Nvidia cogita garantir US$ 250 bi da OpenAI

10 notícias

@HedgieMarkets

🏗️Nvidia pode bancar US$ 250 bilhões para a OpenAI ter seu mega data center

Segundo o Wall Street Journal, a Nvidia está em negociações para garantir cerca de US$ 250 bilhões em dívida, permitindo que a OpenAI alugue um data center gigantesco em Ohio. Na prática, a Nvidia não desembolsa nada agora: ela só promete aos credores que, se a OpenAI não pagar, ela cobre. Isso transforma empréstimos que ninguém queria aprovar em dinheiro barato. E a OpenAI usa esse dinheiro para alugar poder computacional de um site cheio de chips da própria Nvidia. Nada foi assinado ainda. --- A análise do perfil Hedgie Markets coloca uma lente histórica interessante. Nos anos 1990, a Lucent emprestava dinheiro para startups de telecom comprarem equipamentos da própria Lucent. A receita parecia incrível até os clientes quebrarem e levarem a Lucent junto. O programa inteiro da Lucent girava em torno de US$ 8 bilhões. A Nvidia está falando de trinta vezes mais, para um único cliente. --- O ponto mais delicado: a OpenAI fatura cerca de US$ 25 bilhões por ano, mas espera queimar US$ 27 bilhões em caixa em 2025. Os credores viram esses números e não quiseram financiar o projeto sem alguém mais rico por trás. Se a OpenAI crescer o suficiente, tudo bem. Se não crescer, a Nvidia fica com o problema. E como a Nvidia é a ação de maior peso no S&P 500, o problema respinga em qualquer fundo de aposentadoria americano.

@HedgieMarkets

📚Empresas de IA estão comprando e triturando livros raros para treinar modelos

Empresas de IA estão comprando livros raros em larga escala, passando por máquinas de alta velocidade que cortam a lombada, escaneiam o conteúdo e depois trituram o original.

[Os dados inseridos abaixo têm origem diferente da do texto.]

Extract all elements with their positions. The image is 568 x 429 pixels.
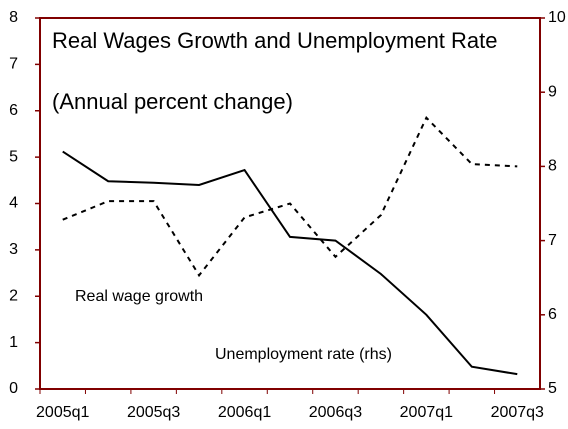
series-label: Unemployment rate (rhs): [215, 346, 392, 363]
x-tick-label: 2007q1: [400, 404, 453, 421]
series-line: [62, 150, 518, 376]
y-tick-label: 2: [9, 287, 18, 304]
x-tick-label: 2006q1: [218, 404, 271, 421]
series-label: Real wage growth: [75, 288, 203, 305]
x-tick-label: 2005q3: [127, 404, 180, 421]
x-tick-label: 2006q3: [309, 404, 362, 421]
chart-subtitle: (Annual percent change): [52, 89, 293, 114]
y2-tick-label: 8: [548, 158, 557, 175]
y2-tick-label: 9: [548, 83, 557, 100]
y-tick-label: 5: [9, 148, 18, 165]
y-tick-label: 0: [9, 380, 18, 397]
y-tick-label: 8: [9, 9, 18, 26]
x-tick-label: 2007q3: [491, 404, 544, 421]
y-tick-label: 4: [9, 195, 18, 212]
chart-title: Real Wages Growth and Unemployment Rate: [52, 28, 498, 53]
y2-tick-label: 7: [548, 232, 557, 249]
y-tick-label: 1: [9, 334, 18, 351]
series-line: [62, 115, 518, 278]
y-tick-label: 7: [9, 56, 18, 73]
y2-tick-label: 6: [548, 306, 557, 323]
y2-tick-label: 5: [548, 380, 557, 397]
x-tick-label: 2005q1: [36, 404, 89, 421]
y-tick-label: 3: [9, 241, 18, 258]
y-tick-label: 6: [9, 102, 18, 119]
y2-tick-label: 10: [548, 9, 566, 26]
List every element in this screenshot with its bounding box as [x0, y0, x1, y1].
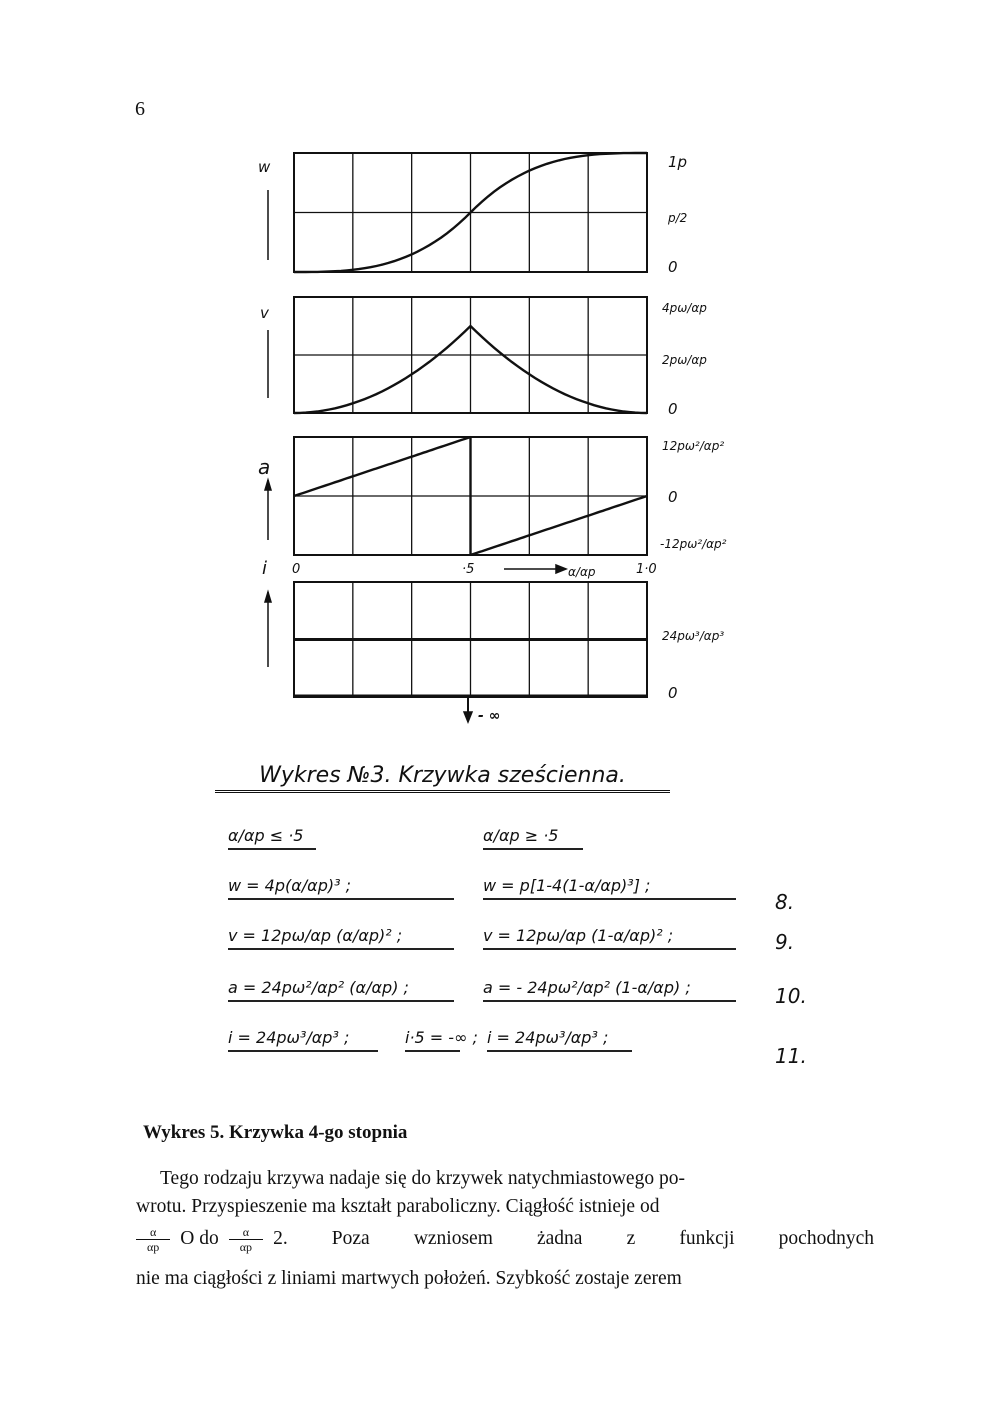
- fraction-denominator: αp: [239, 1239, 253, 1254]
- paragraph-line-3: α αp O do α αp 2. Poza wzniosem żadna z fu…: [136, 1224, 874, 1254]
- velocity-curve: [293, 324, 648, 415]
- infinity-label: - ∞: [478, 708, 500, 724]
- a-arrowhead: [263, 477, 273, 491]
- fraction-1: α αp: [136, 1225, 171, 1254]
- equation-number-9: 9.: [775, 930, 795, 954]
- axis-label-w: w: [258, 158, 271, 176]
- formula-i-middle: i·5 = -∞ ;: [405, 1028, 478, 1052]
- formula-a-right: a = - 24pω²/αp² (1-α/αp) ;: [483, 978, 736, 1002]
- paragraph-line-1: Tego rodzaju krzywa nadaje się do krzywe…: [160, 1168, 685, 1189]
- paragraph-line-4: nie ma ciągłości z liniami martwych poło…: [136, 1268, 682, 1289]
- formula-w-right: w = p[1-4(1-α/αp)³] ;: [483, 876, 736, 900]
- w-label-top: 1p: [668, 153, 687, 171]
- fraction-denominator: αp: [147, 1239, 160, 1254]
- fraction-numerator: α: [136, 1225, 171, 1240]
- text-rest: 2. Poza wzniosem żadna z funkcji pochodn…: [273, 1228, 874, 1249]
- equation-number-10: 10.: [775, 984, 807, 1008]
- paragraph-line-2: wrotu. Przyspieszenie ma kształt parabol…: [136, 1196, 660, 1217]
- w-label-zero: 0: [668, 258, 678, 276]
- x-tick-0: 0: [292, 562, 300, 577]
- acceleration-curve-rising: [293, 435, 471, 498]
- formula-v-left: v = 12pω/αp (α/αp)² ;: [228, 926, 454, 950]
- section-heading: Wykres 5. Krzywka 4-go stopnia: [143, 1122, 408, 1143]
- equation-number-11: 11.: [775, 1044, 807, 1068]
- x-axis-label: α/αp: [568, 565, 596, 579]
- i-arrowhead: [263, 589, 273, 603]
- text-o-do: O do: [180, 1228, 219, 1249]
- v-label-mid: 2pω/αp: [662, 353, 707, 367]
- x-axis-arrowhead: [555, 563, 569, 575]
- a-label-bottom: -12pω²/αp²: [660, 537, 727, 551]
- equation-number-8: 8.: [775, 890, 795, 914]
- v-label-zero: 0: [668, 400, 678, 418]
- w-label-mid: p/2: [667, 211, 687, 225]
- v-label-top: 4pω/αp: [662, 301, 707, 315]
- figure-caption: Wykres №3. Krzywka sześcienna.: [215, 763, 670, 793]
- formula-a-left: a = 24pω²/αp² (α/αp) ;: [228, 978, 454, 1002]
- page-number: 6: [135, 98, 145, 120]
- axis-label-a: a: [258, 455, 270, 479]
- acceleration-curve-falling: [470, 494, 648, 557]
- displacement-curve: [294, 151, 647, 274]
- axis-label-v: v: [260, 304, 270, 322]
- x-tick-05: ·5: [462, 562, 474, 577]
- formula-i-right: i = 24pω³/αp³ ;: [487, 1028, 632, 1052]
- i-label-zero: 0: [668, 684, 678, 702]
- axis-label-i: i: [262, 558, 267, 579]
- x-tick-1: 1·0: [636, 562, 657, 577]
- fraction-2: α αp: [228, 1225, 264, 1254]
- infinity-arrowhead: [462, 711, 474, 725]
- formula-w-left: w = 4p(α/αp)³ ;: [228, 876, 454, 900]
- condition-right: α/αp ≥ ·5: [483, 826, 583, 850]
- a-label-zero: 0: [668, 488, 678, 506]
- condition-left: α/αp ≤ ·5: [228, 826, 316, 850]
- fraction-numerator: α: [228, 1225, 264, 1240]
- i-label-mid: 24pω³/αp³: [662, 629, 724, 643]
- formula-v-right: v = 12pω/αp (1-α/αp)² ;: [483, 926, 736, 950]
- a-label-top: 12pω²/αp²: [662, 439, 724, 453]
- formula-i-left: i = 24pω³/αp³ ;: [228, 1028, 378, 1052]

Um serviço chamado ISBNdb facilita pedidos de até um milhão de livros e mantém os compradores no anonimato. Livros publicados antes de 2022 são considerados premium porque não contêm texto gerado por IA. Um juiz federal americano considerou a prática legal sob a doutrina de "uso justo", porque destruir o original significa que só uma cópia existe de cada vez. --- O que torna isso diferente de outras polêmicas de dados de treinamento é a irreversibilidade. Você pode recolocar um site no ar. Pode reimprimir um best-seller. Mas não dá para substituir as últimas três cópias de um texto botânico do século 18 depois que alguém as triturou. Um vendedor de livros relatou ao site 404 Media que obras com quase nenhuma cópia sobrevivente estão entrando nesse funil. A Anthropic, inclusive, contratou o ex-chefe de parcerias do Google Books para obter, segundo reportagens, "todos os livros do mundo". --- O site do ISBNdb literalmente diz que "'empresa de IA destrói dois milhões de livros' não é uma manchete que gera simpatia" e mesmo assim construiu um negócio inteiro em torno de fazer isso discretamente. Oferecem contratos de confidencialidade como funcionalidade e orientam clientes a chamar o processo de "preservação digital". Difícil inventar algo assim.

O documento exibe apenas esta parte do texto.